Mark Odejobi
- Full name: Mark Tunde O. Odejobi
- Born: 18 January 1988 (age 38) Southwark, England
- Height: 1.78 m (5 ft 10 in)
- Weight: 100 kg (15 st 10 lb; 220 lb)
- School: Millfield School
- University: Brunel University

Rugby union career
- Position(s): Flanker, Wing

Senior career
- Years: Team / Apps / (Points)
- 2006–2011: London Wasps
- 2007–2008: London Welsh (loan)
- 2011–: Esher
- 2011–: Redingensians
- Medal record
Men's rugby sevens
Representing Great Britain
Summer Universiade
| Bronze medal – third place | 2013 Kazan | Team competition |

= Mark Odejobi =

English rugby union player

Mark Tunde O. Odejobi (born 18 January 1988, in London, England) is a former professional rugby union player for Esher in the Aviva Championship.
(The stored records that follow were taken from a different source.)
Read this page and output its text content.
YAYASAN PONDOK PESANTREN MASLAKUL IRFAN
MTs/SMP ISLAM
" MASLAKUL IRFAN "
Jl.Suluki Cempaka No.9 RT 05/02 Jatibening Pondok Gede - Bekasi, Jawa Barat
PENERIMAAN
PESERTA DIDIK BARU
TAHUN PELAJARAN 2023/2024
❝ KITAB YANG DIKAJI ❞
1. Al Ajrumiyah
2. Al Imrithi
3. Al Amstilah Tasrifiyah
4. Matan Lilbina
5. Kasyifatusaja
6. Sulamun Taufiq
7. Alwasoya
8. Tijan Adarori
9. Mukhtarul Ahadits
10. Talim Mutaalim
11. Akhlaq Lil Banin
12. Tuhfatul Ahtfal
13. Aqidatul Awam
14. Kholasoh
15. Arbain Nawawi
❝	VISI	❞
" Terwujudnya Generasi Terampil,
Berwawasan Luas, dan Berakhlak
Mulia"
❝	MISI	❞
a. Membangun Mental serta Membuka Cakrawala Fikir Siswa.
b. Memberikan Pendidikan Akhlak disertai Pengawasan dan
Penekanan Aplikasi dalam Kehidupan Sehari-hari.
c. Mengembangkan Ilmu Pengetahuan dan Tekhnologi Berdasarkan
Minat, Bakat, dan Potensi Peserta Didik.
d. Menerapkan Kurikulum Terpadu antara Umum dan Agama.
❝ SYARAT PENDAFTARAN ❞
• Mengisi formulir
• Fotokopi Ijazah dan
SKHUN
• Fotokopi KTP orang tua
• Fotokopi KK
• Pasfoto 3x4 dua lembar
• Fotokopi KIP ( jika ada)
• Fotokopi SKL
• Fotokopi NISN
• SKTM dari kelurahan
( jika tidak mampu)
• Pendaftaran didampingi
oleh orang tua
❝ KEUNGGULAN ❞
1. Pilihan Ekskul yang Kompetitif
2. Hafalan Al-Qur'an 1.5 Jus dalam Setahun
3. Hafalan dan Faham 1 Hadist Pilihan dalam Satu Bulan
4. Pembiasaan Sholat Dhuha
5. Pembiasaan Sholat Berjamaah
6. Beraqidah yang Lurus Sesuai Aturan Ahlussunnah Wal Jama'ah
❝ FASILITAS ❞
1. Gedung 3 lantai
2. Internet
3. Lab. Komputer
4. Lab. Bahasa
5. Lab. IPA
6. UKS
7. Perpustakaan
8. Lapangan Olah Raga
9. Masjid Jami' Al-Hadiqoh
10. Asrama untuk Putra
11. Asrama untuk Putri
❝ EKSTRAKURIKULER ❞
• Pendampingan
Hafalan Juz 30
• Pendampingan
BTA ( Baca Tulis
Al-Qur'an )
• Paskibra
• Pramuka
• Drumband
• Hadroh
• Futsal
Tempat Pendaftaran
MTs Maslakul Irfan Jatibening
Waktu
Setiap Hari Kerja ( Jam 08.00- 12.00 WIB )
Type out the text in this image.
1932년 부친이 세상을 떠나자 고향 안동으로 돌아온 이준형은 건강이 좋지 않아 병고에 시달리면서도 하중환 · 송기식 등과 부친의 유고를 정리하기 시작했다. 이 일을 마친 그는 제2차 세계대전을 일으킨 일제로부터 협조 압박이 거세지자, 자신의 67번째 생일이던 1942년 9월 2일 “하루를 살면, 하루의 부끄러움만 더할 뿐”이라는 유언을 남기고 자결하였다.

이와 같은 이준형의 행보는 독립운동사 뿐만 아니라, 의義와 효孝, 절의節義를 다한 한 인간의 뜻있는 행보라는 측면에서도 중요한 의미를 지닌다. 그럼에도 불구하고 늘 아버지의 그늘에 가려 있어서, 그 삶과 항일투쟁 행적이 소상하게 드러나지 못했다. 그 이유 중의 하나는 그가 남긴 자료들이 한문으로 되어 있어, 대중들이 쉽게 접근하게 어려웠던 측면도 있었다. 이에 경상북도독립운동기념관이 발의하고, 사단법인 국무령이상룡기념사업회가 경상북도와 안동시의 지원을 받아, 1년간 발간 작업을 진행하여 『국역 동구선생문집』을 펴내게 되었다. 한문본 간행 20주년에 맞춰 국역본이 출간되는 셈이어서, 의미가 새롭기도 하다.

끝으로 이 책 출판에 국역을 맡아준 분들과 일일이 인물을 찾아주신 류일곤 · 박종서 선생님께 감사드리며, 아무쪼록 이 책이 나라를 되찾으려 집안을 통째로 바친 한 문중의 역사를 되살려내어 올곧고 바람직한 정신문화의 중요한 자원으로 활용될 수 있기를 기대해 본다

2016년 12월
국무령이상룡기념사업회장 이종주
He previously played for London Wasps in the Premiership. He also had a loan spell at London Welsh. Up until 2009 he played at winger. At the start of 2010 he started playing in his new position at flanker. His nickname is Oddjob.

Educated at Dulwich College & Millfield School.

In November 2011, Mark joined National Division 3 South West side Redingensians, for whom he plays on the wing.